DC: Yeah. That makes a lot of sense. I can't help but notice that when I was touring with you guys, you were still drinking. I don't know how long after that [Fall 2009] you got sober, but to me, the drinking Randy and the today [sober] Randy is like a different guy.

RB: Yeah.

DC: On a personal level, I follow what you do on your Instagram, and you've almost become this wunderkind of creative output. You're probably one of the most thoughtful people I've come across. You have this "embrace the day" or "seize the day" type of attitude. I've noticed that much of this creative outburst happened post-drinking. Is that accurate?

RB: Yes. That's entirely accurate. I think my brain is a pain in my butt, because right now I have so many different ideas that I want to execute that I just can't do all at the same time. It's freaking crazy.

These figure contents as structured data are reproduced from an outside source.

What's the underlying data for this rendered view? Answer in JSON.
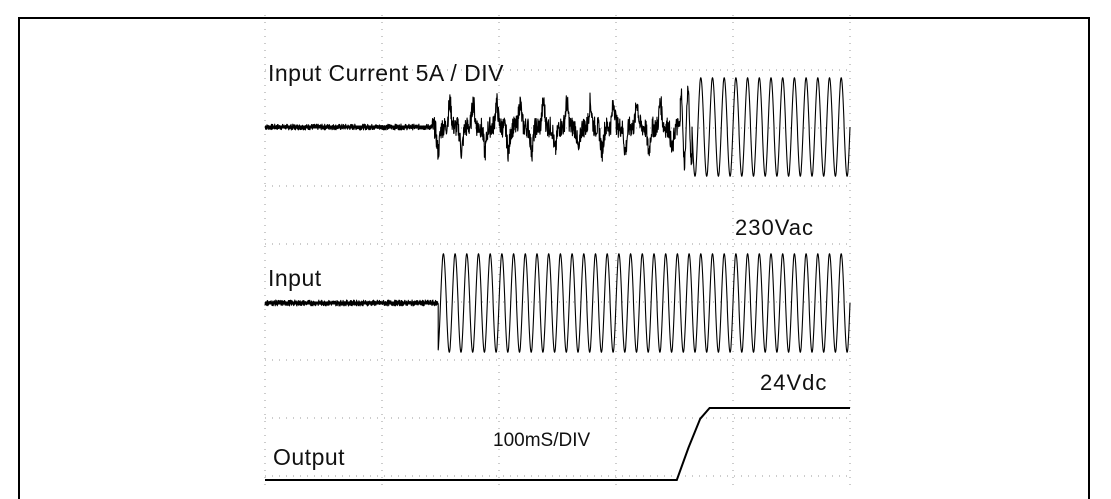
{
  "chart_data": {
    "type": "line",
    "title": "",
    "xlabel": "",
    "ylabel": "",
    "timebase": "100mS/DIV",
    "x_unit": "ms",
    "xlim": [
      0,
      500
    ],
    "grid": true,
    "annotations": {
      "ch1_scale": "Input Current 5A / DIV",
      "ch2_level": "230Vac",
      "ch3_level": "24Vdc"
    },
    "series": [
      {
        "name": "Input Current 5A / DIV",
        "label": "Input Current 5A / DIV",
        "color": "#000000",
        "segments": [
          {
            "t0": 0,
            "t1": 143,
            "shape": "noise",
            "amplitude_div": 0.05
          },
          {
            "t0": 143,
            "t1": 355,
            "shape": "spikes",
            "amplitude_div": 0.6,
            "period_ms": 10
          },
          {
            "t0": 355,
            "t1": 365,
            "shape": "burst",
            "amplitude_div": 0.8
          },
          {
            "t0": 365,
            "t1": 500,
            "shape": "sine",
            "amplitude_div": 1.7,
            "period_ms": 10
          }
        ]
      },
      {
        "name": "Input",
        "label": "Input",
        "color": "#000000",
        "segments": [
          {
            "t0": 0,
            "t1": 148,
            "shape": "noise",
            "amplitude_div": 0.05
          },
          {
            "t0": 148,
            "t1": 500,
            "shape": "sine",
            "amplitude_div": 1.7,
            "period_ms": 10
          }
        ]
      },
      {
        "name": "Output",
        "label": "Output",
        "color": "#000000",
        "points": [
          [
            0,
            0
          ],
          [
            352,
            0
          ],
          [
            362,
            0.45
          ],
          [
            372,
            0.85
          ],
          [
            380,
            1.0
          ],
          [
            500,
            1.0
          ]
        ],
        "final_level": "24Vdc"
      }
    ]
  }
}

DC: I know. I feel the same way.

RB: Yeah. You know what I mean. The idea machine. I drank for 22 years dude. When I put it down, after a little while, the haze had cleared. I started cleaning up some of mess from my past, and apologizing and cleaning up my personal life and taking responsibility for myself. Once I got rid of all the mess and stuff, the creative engine in my head just started working in overdrive, and it's like that now. Totally. I have ideas in the middle of the night. Crazy. I can't sleep sometimes.